Bis 06 Uhr UTC des 15.01. fielen binnen 24 Stunden
an der irischen Station Connaught Airport beachtliche
33 mm Niederschlag, am Cork Airport 29 mm und an den britischen Stationen Strathallan und Keswick 41,2 bzw. 40,4 mm. Das Orkantief
HERMANN sorgte zudem bis ins Flachland für Sturm- und Orkanböen mit bis zu
122,5 km/h im irischen Belmullet und sogar bis 147,7
km/h am Flughafen in Cork. In den schottischen Highlands wurden flächendeckend Orkanböen registriert,
die stärksten mit 177,9 km/h an der Station Aonach Mor, einem 1130 m hohen Berg im Norden Schottlands.

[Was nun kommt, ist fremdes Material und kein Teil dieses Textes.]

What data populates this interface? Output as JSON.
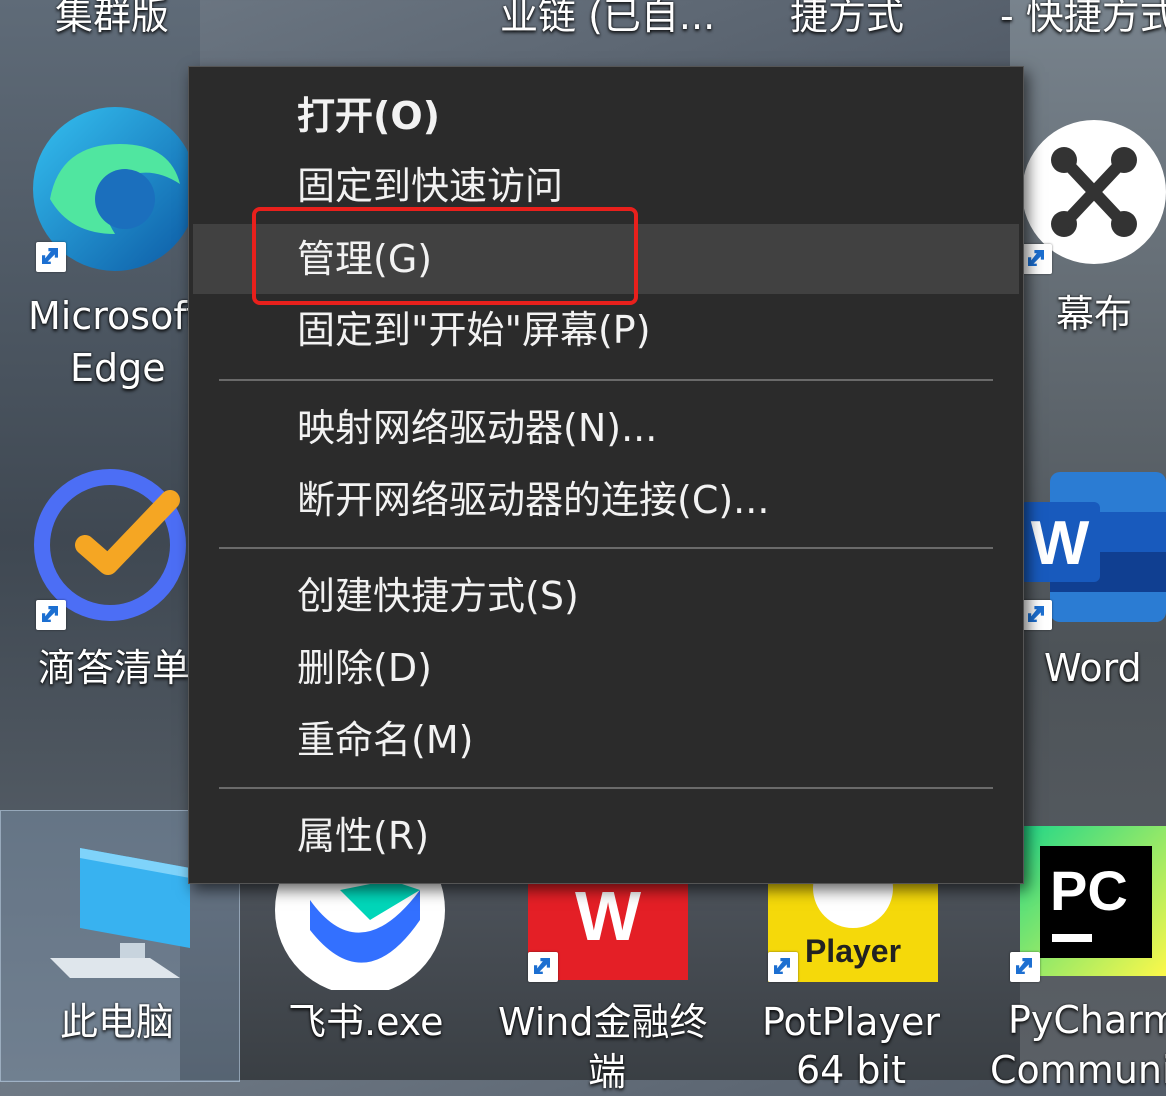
{
  "desktop": {
    "top_labels": [
      "集群版",
      "业链 (已自...",
      "捷方式",
      "- 快捷方式"
    ],
    "left_icons": [
      {
        "label_line1": "Microsoft",
        "label_line2": "Edge",
        "icon": "edge-icon"
      },
      {
        "label": "滴答清单",
        "icon": "ticktick-icon"
      }
    ],
    "right_icons": [
      {
        "label": "幕布",
        "icon": "mubu-icon"
      },
      {
        "label": "Word",
        "icon": "word-icon"
      },
      {
        "label_line1": "PyCharm",
        "label_line2": "Communi",
        "icon": "pycharm-icon"
      }
    ],
    "bottom_icons": [
      {
        "label": "此电脑",
        "icon": "this-pc-icon"
      },
      {
        "label": "飞书.exe",
        "icon": "feishu-icon"
      },
      {
        "label_line1": "Wind金融终",
        "label_line2": "端",
        "icon": "wind-icon",
        "icon_text": "W"
      },
      {
        "label_line1": "PotPlayer",
        "label_line2": "64 bit",
        "icon": "potplayer-icon",
        "icon_text": "Player"
      },
      {
        "icon_text": "PC"
      }
    ]
  },
  "context_menu": {
    "groups": [
      [
        {
          "label": "打开(O)",
          "bold": true
        },
        {
          "label": "固定到快速访问"
        },
        {
          "label": "管理(G)",
          "hovered": true
        },
        {
          "label": "固定到\"开始\"屏幕(P)"
        }
      ],
      [
        {
          "label": "映射网络驱动器(N)..."
        },
        {
          "label": "断开网络驱动器的连接(C)..."
        }
      ],
      [
        {
          "label": "创建快捷方式(S)"
        },
        {
          "label": "删除(D)"
        },
        {
          "label": "重命名(M)"
        }
      ],
      [
        {
          "label": "属性(R)"
        }
      ]
    ]
  },
  "colors": {
    "menu_bg": "#2b2b2b",
    "menu_hover": "#414141",
    "menu_text": "#f2f2f2",
    "highlight_border": "#e8201c"
  }
}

Im Tagesverlauf des 15.01. zog das Zentrum
von Tief HERMANN über den Norden Schottlands hinweg und sorgte mit den an die
Fronten gebundenen Niederschlagsgebieten für stärkere Schnee- und Regenfälle
von Portugal über Spanien, Frankreich, den Benelux-Ländern und Deutschland bis
in den Süden Skandinaviens. Außerdem traten in diesem Gebiet verbreitet Sturm-
und Orkanböen auf, welche ihren Schwerpunkt über Großbritannien und
Südskandinavien hatten. So wurde 06 Uhr UTC des 16.01. entlang der norwegischen
Küste sehr starke Böen wie an der Station Utsira Fyr mit 129,7 km/h und in der norwegischen Stadt Obrestad bis 118,9 km/h gemeldet. Auch auf dem Aonoch Mor mit bis zu 183,5 km/h
und auf dem Brocken mit bis 136,9 km/h kam es zu Orkanböen. Die starken Niederschläge
summierten sich 24-stündig auf oftmals mehr als 30 mm. Lokal wurden aber
auch deutlich mehr wie beispielsweise in Norwegen an der Station Ualand-Bjuland mit 60,5 mm, im spanischen Vigo mit 55,2 mm und im schottischen Tulloch
Bridge mit 43,2 mm erreicht.
Am Morgen des 16.01. befand sich das Zentrum
des Wirbels HERMANN über der Nordsee zwischen Schottland und Norwegen. Das Tief
hatte sich dabei abgeschwächt, die Fronten waren schon deutlich stärker
okkludiert und der Kerndruck war auf ca. 960 hPa gestiegen. Die Okklusionsfront
hatte sich vom Tiefzentrum in Richtung Stockholm verlagert. Von dort aus
reichten jeweils eine kurze Warm- sowie Kaltfront nach Südosten bzw. Südwesten.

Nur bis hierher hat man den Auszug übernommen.